If seeing someone enjoy/share their life on social media makes you feel worse about yourself, then you should talk to someone about it…that person, a friend, a therapist, whomever.
The issue very well may be less about that person and more about what’s going on in your life. Look, we all have baggage, and that baggage impacts the way we experience things in our life. The happiest people are intentional about working through their baggage.
Social media isn’t the reason for your baggage, though it very well may be a magnifying glass. If that’s the case, talk to someone about it, meditate, ask for help, etc.
In the end, you need to do what works best for you so that you can live as happy and productive life as possible. If social media enhances your life as it has mine, then keep using it. If it doesn’t bring positive energy into your life, then maybe it’s time to evaluate how you use it.
Thanks for taking the time to read this post. I hope it helps you in some small…or big…way. What other ways do you use social media that have been beneficial? Share your comments below.
Comments are closed.
Interesting post but doesn’t really address the underlying accusations and criticism of Social Media. 1 out of 2.2 Billion users experience is hardly evidence that social media is a tool for positive. I’m confident there are equal amounts of good and bad experiences out there. It’s not like we are going to put an end to online social interaction, we just have to be more aware of the very real damage it can do. Cars can kill if designed or used unsafely. They are also a good way to go places. We just have to always be improving the positives and reduce the negatives.
Facebook is a good way to share, reconnect or meet new people, but it has been left to run without oversight or anyone keeping an eye on the negatives (bullying, influencing, scams, etc). Not much different than gun regulation, black lives matter or sexual harassment in the workplace. We just can’t continue to be blind to the darkside of social media….or naive to think there isn’t one.
Mic – I think you nailed it! I agree with basically everything you said, particularly this:
“The issue very well may be less about that person and more about what’s going on in your life. Look, we all have baggage, and that baggage impacts the way we experience things in our life. The happiest people are intentional about working through their baggage.”
Spot on!
David, THANK YOU! I appreciate you taking the time to read the post and comment. I’m glad the post resonated with you. Thanks again!
Mic –
Thanks for this. One thing to add, and you did touch on this — is to develop what I call a network you deserve. For me, this means that I do not accept connection requests in a willy-nilly fashion.

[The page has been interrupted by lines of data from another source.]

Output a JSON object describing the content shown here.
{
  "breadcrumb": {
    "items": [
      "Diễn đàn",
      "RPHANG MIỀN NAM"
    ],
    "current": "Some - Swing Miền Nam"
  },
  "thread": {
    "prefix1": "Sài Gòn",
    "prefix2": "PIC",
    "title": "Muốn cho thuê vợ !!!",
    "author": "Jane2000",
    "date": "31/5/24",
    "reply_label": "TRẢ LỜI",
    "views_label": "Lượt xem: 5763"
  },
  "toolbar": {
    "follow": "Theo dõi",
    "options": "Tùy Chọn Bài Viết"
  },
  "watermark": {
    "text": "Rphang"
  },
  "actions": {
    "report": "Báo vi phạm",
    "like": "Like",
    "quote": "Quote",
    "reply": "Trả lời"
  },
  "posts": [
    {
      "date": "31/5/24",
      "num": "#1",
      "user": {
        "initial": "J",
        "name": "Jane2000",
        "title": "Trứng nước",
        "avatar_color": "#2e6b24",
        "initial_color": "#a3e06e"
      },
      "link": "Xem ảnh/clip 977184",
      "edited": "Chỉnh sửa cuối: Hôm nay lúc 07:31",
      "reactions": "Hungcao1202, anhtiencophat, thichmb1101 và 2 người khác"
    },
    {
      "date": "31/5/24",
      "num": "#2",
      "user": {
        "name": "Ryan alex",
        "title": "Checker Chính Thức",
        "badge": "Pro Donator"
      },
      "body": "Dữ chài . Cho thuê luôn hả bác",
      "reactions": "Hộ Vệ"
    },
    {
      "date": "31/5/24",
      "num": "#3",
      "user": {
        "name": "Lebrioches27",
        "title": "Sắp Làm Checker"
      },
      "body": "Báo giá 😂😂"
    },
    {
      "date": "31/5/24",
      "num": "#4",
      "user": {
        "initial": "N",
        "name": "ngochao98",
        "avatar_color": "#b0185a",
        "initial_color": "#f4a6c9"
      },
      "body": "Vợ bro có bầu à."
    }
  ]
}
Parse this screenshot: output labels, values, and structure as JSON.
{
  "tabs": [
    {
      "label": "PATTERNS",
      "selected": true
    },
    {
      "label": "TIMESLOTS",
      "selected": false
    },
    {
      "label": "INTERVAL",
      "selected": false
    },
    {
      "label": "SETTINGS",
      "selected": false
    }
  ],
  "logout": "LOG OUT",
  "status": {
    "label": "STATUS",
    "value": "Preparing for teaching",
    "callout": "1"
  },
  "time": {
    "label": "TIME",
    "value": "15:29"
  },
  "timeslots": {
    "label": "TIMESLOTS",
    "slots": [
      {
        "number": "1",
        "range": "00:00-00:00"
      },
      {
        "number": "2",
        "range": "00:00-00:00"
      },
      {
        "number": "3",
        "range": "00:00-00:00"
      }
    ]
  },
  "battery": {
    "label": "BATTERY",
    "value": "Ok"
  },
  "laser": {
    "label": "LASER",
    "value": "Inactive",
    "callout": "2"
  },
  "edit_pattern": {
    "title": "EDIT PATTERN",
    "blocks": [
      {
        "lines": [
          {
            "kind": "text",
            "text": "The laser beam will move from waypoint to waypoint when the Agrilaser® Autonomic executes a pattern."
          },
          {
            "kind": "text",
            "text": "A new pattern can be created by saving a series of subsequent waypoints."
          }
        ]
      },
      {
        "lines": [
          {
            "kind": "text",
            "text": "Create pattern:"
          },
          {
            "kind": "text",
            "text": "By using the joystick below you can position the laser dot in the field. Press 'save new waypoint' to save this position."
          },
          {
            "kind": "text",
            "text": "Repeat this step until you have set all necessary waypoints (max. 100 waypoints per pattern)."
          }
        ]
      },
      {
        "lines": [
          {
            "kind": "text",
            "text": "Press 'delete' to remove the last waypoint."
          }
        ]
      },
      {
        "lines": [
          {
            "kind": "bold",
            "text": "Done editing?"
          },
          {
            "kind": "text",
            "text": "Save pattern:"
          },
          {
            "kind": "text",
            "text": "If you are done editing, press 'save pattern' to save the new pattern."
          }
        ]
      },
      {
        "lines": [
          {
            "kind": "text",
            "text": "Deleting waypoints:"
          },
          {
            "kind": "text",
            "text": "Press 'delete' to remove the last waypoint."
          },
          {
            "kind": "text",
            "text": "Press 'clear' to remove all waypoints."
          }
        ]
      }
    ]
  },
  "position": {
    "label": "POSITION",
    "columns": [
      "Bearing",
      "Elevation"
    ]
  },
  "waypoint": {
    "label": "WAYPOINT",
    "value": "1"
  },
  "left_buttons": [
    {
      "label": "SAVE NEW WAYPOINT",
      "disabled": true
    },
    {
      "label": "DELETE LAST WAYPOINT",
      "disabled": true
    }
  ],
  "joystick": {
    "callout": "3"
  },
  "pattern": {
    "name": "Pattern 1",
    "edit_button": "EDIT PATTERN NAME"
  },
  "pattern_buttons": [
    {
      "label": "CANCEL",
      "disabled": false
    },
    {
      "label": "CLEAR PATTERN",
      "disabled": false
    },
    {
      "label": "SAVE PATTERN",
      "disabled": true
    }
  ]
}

Despite all the posts and comments of how horrible social media is / can be – like you, I do not have that sort of thing in my social media platforms. Although no one has sent me tickets to anything, I have gotten some very excellent constructive feedback and great business leads – and I continuously meet very interesting people all over the world that I never could without the reach of social media.
Social media is a tool – we must drive it – we cannot let it drive us.
Well said, Wayne. Thanks again for reading and commenting. I couldn’t agree more with you.